Thursday 31 October 2013

Another Swift Rowing Boat Repair

The local rowing club had an incident whilst towing their boat resulting in a large pair of splits right through the hull, about 1.5m long. The hull had distorted around the damage.
Filler card showing the severity of the damage
 I had to cut the deck off to get to the inside and key up the areas to be repaired.

 The outside was sanded right back to the core material either side of the splits. Once the inside was glassed up the lid was bonded back on.
 Work began on glassing the outside with layers of very fine glass cloth and epoxy that were eventually feathered into the original skin. This was then covered in a very thin screed of epoxy filler, faired, primed and painted.
 The bow was badly chipped and looked pretty rough so that was tidied up and received a coat of black paint to smarten it up. The last thing to do was flat and polish the white paint and apply some black cove line tape to the deck/hull joint.
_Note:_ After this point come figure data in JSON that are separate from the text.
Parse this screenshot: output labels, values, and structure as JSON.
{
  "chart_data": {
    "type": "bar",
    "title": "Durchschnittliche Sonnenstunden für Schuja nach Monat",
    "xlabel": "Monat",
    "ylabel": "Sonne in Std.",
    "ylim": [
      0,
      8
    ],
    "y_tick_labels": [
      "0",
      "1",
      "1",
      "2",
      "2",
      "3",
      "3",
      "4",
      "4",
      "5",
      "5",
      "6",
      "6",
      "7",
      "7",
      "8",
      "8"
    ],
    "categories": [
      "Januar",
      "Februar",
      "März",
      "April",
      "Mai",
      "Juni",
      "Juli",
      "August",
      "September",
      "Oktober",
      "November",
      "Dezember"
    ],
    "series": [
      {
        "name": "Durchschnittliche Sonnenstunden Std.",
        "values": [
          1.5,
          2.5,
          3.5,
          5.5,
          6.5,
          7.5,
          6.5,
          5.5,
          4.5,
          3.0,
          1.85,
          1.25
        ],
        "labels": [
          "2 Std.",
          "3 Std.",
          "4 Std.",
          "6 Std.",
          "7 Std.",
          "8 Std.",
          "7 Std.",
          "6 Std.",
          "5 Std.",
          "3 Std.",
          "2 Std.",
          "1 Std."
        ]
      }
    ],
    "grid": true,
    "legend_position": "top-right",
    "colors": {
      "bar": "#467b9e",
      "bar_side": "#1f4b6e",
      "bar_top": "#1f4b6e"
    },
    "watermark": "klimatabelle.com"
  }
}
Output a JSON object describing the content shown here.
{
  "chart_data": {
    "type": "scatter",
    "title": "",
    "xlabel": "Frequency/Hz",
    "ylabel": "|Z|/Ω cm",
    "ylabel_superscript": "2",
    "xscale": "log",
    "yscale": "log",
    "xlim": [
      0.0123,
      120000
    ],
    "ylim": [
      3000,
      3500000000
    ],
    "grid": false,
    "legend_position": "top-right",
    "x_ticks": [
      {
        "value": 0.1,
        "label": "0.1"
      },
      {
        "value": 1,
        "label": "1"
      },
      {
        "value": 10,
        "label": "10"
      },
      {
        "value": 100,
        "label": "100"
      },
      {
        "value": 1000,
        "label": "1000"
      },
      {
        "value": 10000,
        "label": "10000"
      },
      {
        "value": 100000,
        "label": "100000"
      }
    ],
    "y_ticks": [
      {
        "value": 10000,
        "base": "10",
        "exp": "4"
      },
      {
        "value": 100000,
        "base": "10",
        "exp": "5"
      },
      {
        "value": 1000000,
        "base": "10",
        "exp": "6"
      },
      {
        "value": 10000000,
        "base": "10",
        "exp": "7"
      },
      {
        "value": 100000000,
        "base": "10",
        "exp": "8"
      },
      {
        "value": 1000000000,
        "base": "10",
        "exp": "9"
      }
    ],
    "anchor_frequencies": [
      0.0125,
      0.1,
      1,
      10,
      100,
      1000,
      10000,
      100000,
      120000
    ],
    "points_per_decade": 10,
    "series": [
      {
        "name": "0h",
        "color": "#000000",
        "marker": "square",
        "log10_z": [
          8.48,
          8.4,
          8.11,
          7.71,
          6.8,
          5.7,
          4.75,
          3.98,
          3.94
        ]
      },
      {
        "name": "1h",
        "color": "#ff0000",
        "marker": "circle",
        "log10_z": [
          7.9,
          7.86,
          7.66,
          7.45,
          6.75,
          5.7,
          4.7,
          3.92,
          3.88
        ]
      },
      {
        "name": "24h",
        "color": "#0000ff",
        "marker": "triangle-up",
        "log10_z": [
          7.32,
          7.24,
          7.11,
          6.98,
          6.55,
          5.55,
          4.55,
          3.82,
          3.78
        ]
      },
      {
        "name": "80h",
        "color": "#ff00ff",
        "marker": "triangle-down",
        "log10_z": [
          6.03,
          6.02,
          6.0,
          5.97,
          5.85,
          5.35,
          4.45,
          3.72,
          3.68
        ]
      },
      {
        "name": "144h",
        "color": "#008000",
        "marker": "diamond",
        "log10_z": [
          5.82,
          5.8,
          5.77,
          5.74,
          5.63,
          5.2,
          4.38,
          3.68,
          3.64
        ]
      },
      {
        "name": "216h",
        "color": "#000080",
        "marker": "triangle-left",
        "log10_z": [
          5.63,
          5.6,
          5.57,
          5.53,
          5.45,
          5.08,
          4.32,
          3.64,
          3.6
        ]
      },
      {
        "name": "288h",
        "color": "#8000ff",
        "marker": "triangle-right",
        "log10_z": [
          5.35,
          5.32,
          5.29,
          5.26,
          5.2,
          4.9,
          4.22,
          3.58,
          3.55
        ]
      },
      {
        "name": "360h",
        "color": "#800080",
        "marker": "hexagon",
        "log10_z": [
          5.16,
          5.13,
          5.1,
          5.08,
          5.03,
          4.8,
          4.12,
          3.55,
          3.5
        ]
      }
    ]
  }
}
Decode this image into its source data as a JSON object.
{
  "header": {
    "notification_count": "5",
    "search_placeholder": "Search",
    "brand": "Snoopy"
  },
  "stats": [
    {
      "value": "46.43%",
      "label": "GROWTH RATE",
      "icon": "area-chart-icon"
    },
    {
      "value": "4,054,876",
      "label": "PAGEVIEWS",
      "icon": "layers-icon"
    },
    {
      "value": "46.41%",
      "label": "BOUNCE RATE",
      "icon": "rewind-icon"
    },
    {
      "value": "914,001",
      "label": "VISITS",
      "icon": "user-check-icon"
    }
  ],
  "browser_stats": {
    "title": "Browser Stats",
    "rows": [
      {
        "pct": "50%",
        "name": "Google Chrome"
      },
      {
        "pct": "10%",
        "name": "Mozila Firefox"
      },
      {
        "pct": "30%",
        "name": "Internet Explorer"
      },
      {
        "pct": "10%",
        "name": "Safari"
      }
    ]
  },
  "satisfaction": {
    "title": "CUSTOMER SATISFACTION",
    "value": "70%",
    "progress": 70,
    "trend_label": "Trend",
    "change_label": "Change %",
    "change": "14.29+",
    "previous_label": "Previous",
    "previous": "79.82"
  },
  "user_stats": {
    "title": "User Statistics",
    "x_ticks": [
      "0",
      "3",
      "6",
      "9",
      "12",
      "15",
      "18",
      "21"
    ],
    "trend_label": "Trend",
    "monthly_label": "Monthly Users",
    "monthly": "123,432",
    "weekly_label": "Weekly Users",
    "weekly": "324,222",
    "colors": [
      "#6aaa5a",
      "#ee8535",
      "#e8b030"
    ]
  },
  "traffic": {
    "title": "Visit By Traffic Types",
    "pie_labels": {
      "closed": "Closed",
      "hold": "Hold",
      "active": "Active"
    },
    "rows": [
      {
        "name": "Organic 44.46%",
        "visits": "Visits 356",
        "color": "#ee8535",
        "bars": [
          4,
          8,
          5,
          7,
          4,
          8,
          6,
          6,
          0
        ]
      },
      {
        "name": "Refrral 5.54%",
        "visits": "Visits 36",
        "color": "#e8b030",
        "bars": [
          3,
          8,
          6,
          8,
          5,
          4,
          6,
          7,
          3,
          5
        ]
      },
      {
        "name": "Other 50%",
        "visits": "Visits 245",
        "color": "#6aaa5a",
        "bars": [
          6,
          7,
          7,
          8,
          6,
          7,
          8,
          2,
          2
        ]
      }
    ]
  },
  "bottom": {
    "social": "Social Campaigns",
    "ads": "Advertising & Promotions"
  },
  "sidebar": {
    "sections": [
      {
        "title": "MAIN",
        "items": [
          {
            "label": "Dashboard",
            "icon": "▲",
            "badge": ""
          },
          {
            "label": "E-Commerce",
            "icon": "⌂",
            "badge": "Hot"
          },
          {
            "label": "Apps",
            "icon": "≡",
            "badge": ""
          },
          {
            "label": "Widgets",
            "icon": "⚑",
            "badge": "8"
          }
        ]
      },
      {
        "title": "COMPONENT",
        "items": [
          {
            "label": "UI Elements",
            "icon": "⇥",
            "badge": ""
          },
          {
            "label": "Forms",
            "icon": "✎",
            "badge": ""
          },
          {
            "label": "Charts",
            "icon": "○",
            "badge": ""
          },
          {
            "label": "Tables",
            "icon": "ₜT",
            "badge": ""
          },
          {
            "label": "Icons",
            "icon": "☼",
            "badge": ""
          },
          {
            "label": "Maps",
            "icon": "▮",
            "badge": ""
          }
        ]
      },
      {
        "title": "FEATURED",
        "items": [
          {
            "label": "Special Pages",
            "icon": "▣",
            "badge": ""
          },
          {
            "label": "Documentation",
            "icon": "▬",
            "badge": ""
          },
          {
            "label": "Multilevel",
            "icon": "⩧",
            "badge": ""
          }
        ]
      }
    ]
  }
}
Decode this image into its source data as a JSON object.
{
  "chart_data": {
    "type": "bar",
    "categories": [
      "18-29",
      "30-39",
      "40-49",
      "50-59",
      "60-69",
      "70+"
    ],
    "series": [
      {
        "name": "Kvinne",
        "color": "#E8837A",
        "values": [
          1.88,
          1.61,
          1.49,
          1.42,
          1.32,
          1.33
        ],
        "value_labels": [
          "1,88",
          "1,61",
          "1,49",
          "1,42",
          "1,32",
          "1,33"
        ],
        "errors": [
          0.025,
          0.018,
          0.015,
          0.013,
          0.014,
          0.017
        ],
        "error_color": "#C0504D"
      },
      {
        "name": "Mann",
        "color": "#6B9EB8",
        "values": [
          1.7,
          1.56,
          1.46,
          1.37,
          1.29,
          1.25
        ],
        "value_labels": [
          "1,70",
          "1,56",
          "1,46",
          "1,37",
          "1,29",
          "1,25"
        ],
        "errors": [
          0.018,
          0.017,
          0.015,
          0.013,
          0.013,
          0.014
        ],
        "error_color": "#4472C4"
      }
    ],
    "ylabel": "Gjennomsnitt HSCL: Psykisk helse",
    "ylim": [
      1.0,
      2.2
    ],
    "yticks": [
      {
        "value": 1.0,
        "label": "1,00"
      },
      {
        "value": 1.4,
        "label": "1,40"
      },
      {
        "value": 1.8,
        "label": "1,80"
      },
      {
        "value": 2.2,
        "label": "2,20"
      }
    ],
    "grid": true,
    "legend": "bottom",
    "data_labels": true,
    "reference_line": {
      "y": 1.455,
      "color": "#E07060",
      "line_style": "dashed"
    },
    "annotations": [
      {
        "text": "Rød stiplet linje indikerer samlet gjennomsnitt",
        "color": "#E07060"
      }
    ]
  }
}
Coastal Rowing Boats Completed

The 2 Coastal Rowing Boats are complete and they left for Switzerland on a single trailer earlier this week. The hull and decks of the 4 were all painted in the same week and the rigging (seats, stretchers and their tracks) turned up in the nick of time. A couple of weekends were ignored entirely and several very late nights meant that the boats were ready for the trailer just in time. They were built largely from kits supplied by a group of guys in Guernsey who are really into coastal rowing.
The central trough clears water to a sump for the self bailer
Unusual wave breaking deck shape
The single prior to fitting out
Interesting built in riggers feature on both boats
A very tight squeeze between the bars on the trailer
 The finish on the hulls came out really nicely and made all the preparation worth it. The unusual design of these boats will mean they can be used even in the most choppy conditions on Lake Geneva.

About 11m from tow hitch to transom!